- Ferrying medical supplies among others, China-Europe freight train service has resumed, boosting Europe's fight against the COVID-19 pandemic;
- With increasing transport frequency and volume, the steady and reliable service is helping sustain international trade and global supply chains at a tough time;
- China is making efforts to extend a helping hand and to restore and raise the production capacity of medical and anti-epidemic supplies;
- China-Europe freight train service is an important component of the Belt and Road Initiative (BRI).
by Xinhua writers Feng Yasong, Gao Wencheng, Zhu Sheng
BEIJING, April 18 -- This week in the western German city of Duisburg, after the arrival of a China-Europe freight train from Wuhan, once the epicenter of the COVID-19 outbreak in China, Chinese diplomats and local officials posed for a group photo while maintaining a safe distance from each other.
The train, which was loaded with medical supplies, auto parts, electronic products, and optical communication fibers, among others, was a stellar example of how China and Europe can stand together in the face of the COVID-19 pandemic and challenges posed by the contagious disease.
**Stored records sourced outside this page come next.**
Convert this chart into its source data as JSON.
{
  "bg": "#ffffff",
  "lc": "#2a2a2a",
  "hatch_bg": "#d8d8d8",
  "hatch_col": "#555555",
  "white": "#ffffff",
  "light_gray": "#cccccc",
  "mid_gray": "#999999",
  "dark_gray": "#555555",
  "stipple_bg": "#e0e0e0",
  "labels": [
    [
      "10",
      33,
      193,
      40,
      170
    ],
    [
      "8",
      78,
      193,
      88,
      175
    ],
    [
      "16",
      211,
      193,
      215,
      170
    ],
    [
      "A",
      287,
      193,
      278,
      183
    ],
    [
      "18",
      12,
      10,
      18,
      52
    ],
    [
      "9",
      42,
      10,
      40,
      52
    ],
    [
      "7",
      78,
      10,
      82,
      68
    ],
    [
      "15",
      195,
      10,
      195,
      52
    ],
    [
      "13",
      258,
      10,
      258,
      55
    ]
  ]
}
Chinese and German guests attend the welcome ceremony of China-Europe freight train from Wuhan of central China's Hubei Province, in Duisburg, Germany, April 14, 2020. (The Consulate General of the People's Republic of China in Dusseldorf/Handout via Xinhua)
Around the time the train arrived in Germany, another two China-Europe freight trains, under the operation of China Railway Express, one departing from southwest China's Chongqing Municipality, the other setting out from the eastern Chinese city of Yiwu, also rumbled across the Eurasian continent and arrived in Europe.
BUSINESS RESUMPTION
Since it resumed intercontinental train service on March 28, Wuhan, the capital city of the central Chinese province of Hubei, has seen the departure of four freight trains, loaded with 195 containers of goods for Europe.
According to Wuhan Asia-Europe Logistics, the operator of the trains in Wuhan, their loading rate is above 98 percent, and the goods, including face masks, surgical gauze and first-aid kits, were transported and then distributed to Germany, France, Hungary, the Czech Republic and Poland.